How to Connect with the Media Before You Even Pitch a Story
Let’s say you’re going to a party, and you know someone will be there who you hope to meet and work with in the future. Would you introduce yourself by walking up to them and immediately start spouting off your resume and accomplishments? Probably not. Instead, you would get to know the other person with friendly conversation and look for areas of common ground to show how your expertise can benefit them personally. After, you might share your business card or find another way to connect again in the future. Over time, this can lead to a friendly and fruitful relationship for both of you.
We make introductions this way because, no matter our goals, working with people means building relationships. This also holds true when working with journalists.
Just as networking is a two-way street, the same goes for working with reporters. Even if you don’t have a story to pitch yet, or don’t feel ready to offer yourself as a source, you can still take steps to build a positive relationship with reporters in your niche. Later, when you’re ready to pitch, it will pay off tenfold.
Here are three ways you can start building relationships with reporters today:
Building strong relationships with journalists starts with understanding where your expertise can bring value. Start by researching media outlets and their reporters, and develop a media list of local, regional and national reporters.
These might be outlets and reporters who cover careers and workplace topics, human resources, lifestyle, or other topics where your expert advice can offer insight.

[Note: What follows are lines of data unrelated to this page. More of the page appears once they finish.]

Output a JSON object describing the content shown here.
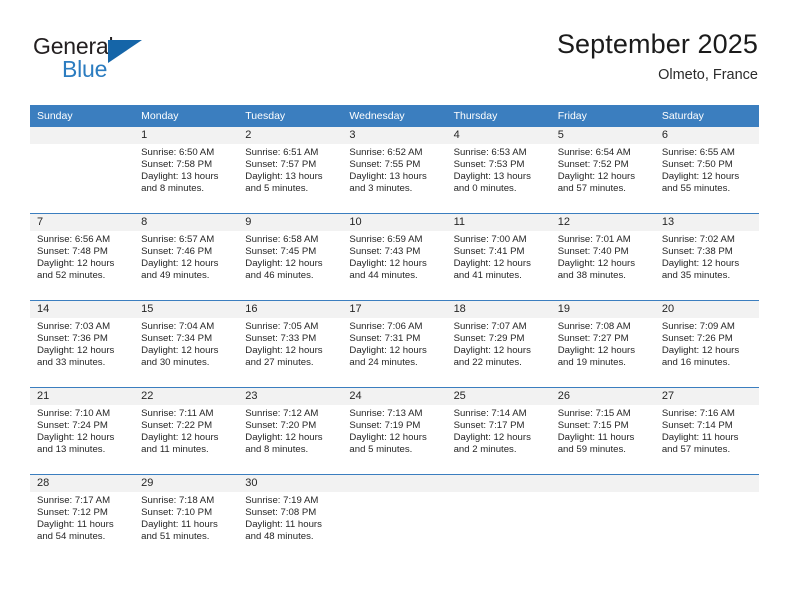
{
  "brand": {
    "name_top": "General",
    "name_bottom": "Blue",
    "accent_color": "#2b7cc0",
    "triangle_color": "#1565a8"
  },
  "header": {
    "title": "September 2025",
    "location": "Olmeto, France"
  },
  "calendar": {
    "header_color": "#3b7ebf",
    "daynum_band_color": "#f2f2f2",
    "weekday_names": [
      "Sunday",
      "Monday",
      "Tuesday",
      "Wednesday",
      "Thursday",
      "Friday",
      "Saturday"
    ],
    "labels": {
      "sunrise": "Sunrise:",
      "sunset": "Sunset:",
      "daylight": "Daylight:"
    },
    "weeks": [
      [
        {
          "day": "",
          "lines": []
        },
        {
          "day": "1",
          "lines": [
            "Sunrise: 6:50 AM",
            "Sunset: 7:58 PM",
            "Daylight: 13 hours",
            "and 8 minutes."
          ]
        },
        {
          "day": "2",
          "lines": [
            "Sunrise: 6:51 AM",
            "Sunset: 7:57 PM",
            "Daylight: 13 hours",
            "and 5 minutes."
          ]
        },
        {
          "day": "3",
          "lines": [
            "Sunrise: 6:52 AM",
            "Sunset: 7:55 PM",
            "Daylight: 13 hours",
            "and 3 minutes."
          ]
        },
        {
          "day": "4",
          "lines": [
            "Sunrise: 6:53 AM",
            "Sunset: 7:53 PM",
            "Daylight: 13 hours",
            "and 0 minutes."
          ]
        },
        {
          "day": "5",
          "lines": [
            "Sunrise: 6:54 AM",
            "Sunset: 7:52 PM",
            "Daylight: 12 hours",
            "and 57 minutes."
          ]
        },
        {
          "day": "6",
          "lines": [
            "Sunrise: 6:55 AM",
            "Sunset: 7:50 PM",
            "Daylight: 12 hours",
            "and 55 minutes."
          ]
        }
      ],
      [
        {
          "day": "7",
          "lines": [
            "Sunrise: 6:56 AM",
            "Sunset: 7:48 PM",
            "Daylight: 12 hours",
            "and 52 minutes."
          ]
        },
        {
          "day": "8",
          "lines": [
            "Sunrise: 6:57 AM",
            "Sunset: 7:46 PM",
            "Daylight: 12 hours",
            "and 49 minutes."
          ]
        },
        {
          "day": "9",
          "lines": [
            "Sunrise: 6:58 AM",
            "Sunset: 7:45 PM",
            "Daylight: 12 hours",
            "and 46 minutes."
          ]
        },
        {
          "day": "10",
          "lines": [
            "Sunrise: 6:59 AM",
            "Sunset: 7:43 PM",
            "Daylight: 12 hours",
            "and 44 minutes."
          ]
        },
        {
          "day": "11",
          "lines": [
            "Sunrise: 7:00 AM",
            "Sunset: 7:41 PM",
            "Daylight: 12 hours",
            "and 41 minutes."
          ]
        },
        {
          "day": "12",
          "lines": [
            "Sunrise: 7:01 AM",
            "Sunset: 7:40 PM",
            "Daylight: 12 hours",
            "and 38 minutes."
          ]
        },
        {
          "day": "13",
          "lines": [
            "Sunrise: 7:02 AM",
            "Sunset: 7:38 PM",
            "Daylight: 12 hours",
            "and 35 minutes."
          ]
        }
      ],
      [
        {
          "day": "14",
          "lines": [
            "Sunrise: 7:03 AM",
            "Sunset: 7:36 PM",
            "Daylight: 12 hours",
            "and 33 minutes."
          ]
        },
        {
          "day": "15",
          "lines": [
            "Sunrise: 7:04 AM",
            "Sunset: 7:34 PM",
            "Daylight: 12 hours",
            "and 30 minutes."
          ]
        },
        {
          "day": "16",
          "lines": [
            "Sunrise: 7:05 AM",
            "Sunset: 7:33 PM",
            "Daylight: 12 hours",
            "and 27 minutes."
          ]
        },
        {
          "day": "17",
          "lines": [
            "Sunrise: 7:06 AM",
            "Sunset: 7:31 PM",
            "Daylight: 12 hours",
            "and 24 minutes."
          ]
        },
        {
          "day": "18",
          "lines": [
            "Sunrise: 7:07 AM",
            "Sunset: 7:29 PM",
            "Daylight: 12 hours",
            "and 22 minutes."
          ]
        },
        {
          "day": "19",
          "lines": [
            "Sunrise: 7:08 AM",
            "Sunset: 7:27 PM",
            "Daylight: 12 hours",
            "and 19 minutes."
          ]
        },
        {
          "day": "20",
          "lines": [
            "Sunrise: 7:09 AM",
            "Sunset: 7:26 PM",
            "Daylight: 12 hours",
            "and 16 minutes."
          ]
        }
      ],
      [
        {
          "day": "21",
          "lines": [
            "Sunrise: 7:10 AM",
            "Sunset: 7:24 PM",
            "Daylight: 12 hours",
            "and 13 minutes."
          ]
        },
        {
          "day": "22",
          "lines": [
            "Sunrise: 7:11 AM",
            "Sunset: 7:22 PM",
            "Daylight: 12 hours",
            "and 11 minutes."
          ]
        },
        {
          "day": "23",
          "lines": [
            "Sunrise: 7:12 AM",
            "Sunset: 7:20 PM",
            "Daylight: 12 hours",
            "and 8 minutes."
          ]
        },
        {
          "day": "24",
          "lines": [
            "Sunrise: 7:13 AM",
            "Sunset: 7:19 PM",
            "Daylight: 12 hours",
            "and 5 minutes."
          ]
        },
        {
          "day": "25",
          "lines": [
            "Sunrise: 7:14 AM",
            "Sunset: 7:17 PM",
            "Daylight: 12 hours",
            "and 2 minutes."
          ]
        },
        {
          "day": "26",
          "lines": [
            "Sunrise: 7:15 AM",
            "Sunset: 7:15 PM",
            "Daylight: 11 hours",
            "and 59 minutes."
          ]
        },
        {
          "day": "27",
          "lines": [
            "Sunrise: 7:16 AM",
            "Sunset: 7:14 PM",
            "Daylight: 11 hours",
            "and 57 minutes."
          ]
        }
      ],
      [
        {
          "day": "28",
          "lines": [
            "Sunrise: 7:17 AM",
            "Sunset: 7:12 PM",
            "Daylight: 11 hours",
            "and 54 minutes."
          ]
        },
        {
          "day": "29",
          "lines": [
            "Sunrise: 7:18 AM",
            "Sunset: 7:10 PM",
            "Daylight: 11 hours",
            "and 51 minutes."
          ]
        },
        {
          "day": "30",
          "lines": [
            "Sunrise: 7:19 AM",
            "Sunset: 7:08 PM",
            "Daylight: 11 hours",
            "and 48 minutes."
          ]
        },
        {
          "day": "",
          "lines": []
        },
        {
          "day": "",
          "lines": []
        },
        {
          "day": "",
          "lines": []
        },
        {
          "day": "",
          "lines": []
        }
      ]
    ]
  }
}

Taking a look at past articles and social media activity can be a quick way to identify the correct reporters.
Remember not to ignore niche media outlets, which can be just as influential for connecting to your target audience.
2) Make the Introduction
Once you’ve lined up your media targets, all you have to do is send a quick email, and presto—you’re getting your five minutes of fame, right? Guess again. Reporters’ inboxes are constantly flooded with dozens of pitches, including many that are off topic.
A better option would to be to reach out before you’re asking for coverage, without an agenda. Pay attention to the reporter’s latest articles, and when you find something you like, send a short but sincere note that lets them know how much you enjoyed it. Even something as simple as, “Hey Adam, I loved your story on preparing for Gen Z in the workplace. I passed it along to my network of managers and HR professionals that I coach” should work.
Journalists—who are stretched thin—will always appreciate a note of gratitude. In fact, they’ll often respond! Journalists can quickly detect an unsolicited pitch, but if they reply to your positive comment, it’s a good opportunity to share a sentence or two about your expertise and let them know you’re available if they ever need someone on coaching topics.
3) What You Say
The outreach in step 2 may nor may not earn you interview opportunities on its own, but either way, you’re fostering a positive relationship with the reporter with each touchpoint. When the time comes that you do have a pitch to share, the journalist will already have a sense of who you are and is likely to recognize your name in their inbox. This can go a long way toward earning coverage!
An Investment in Future Opportunities
It might seem daunting to start introducing yourself to members of the media, but this approach to friendly relationship building is a low-pressure way to get yourself started. Even better, as you build relationships with reporters, your familiarity with them is likely to make them seem less intimidating, which will help you be calm and professional when you earn an interview.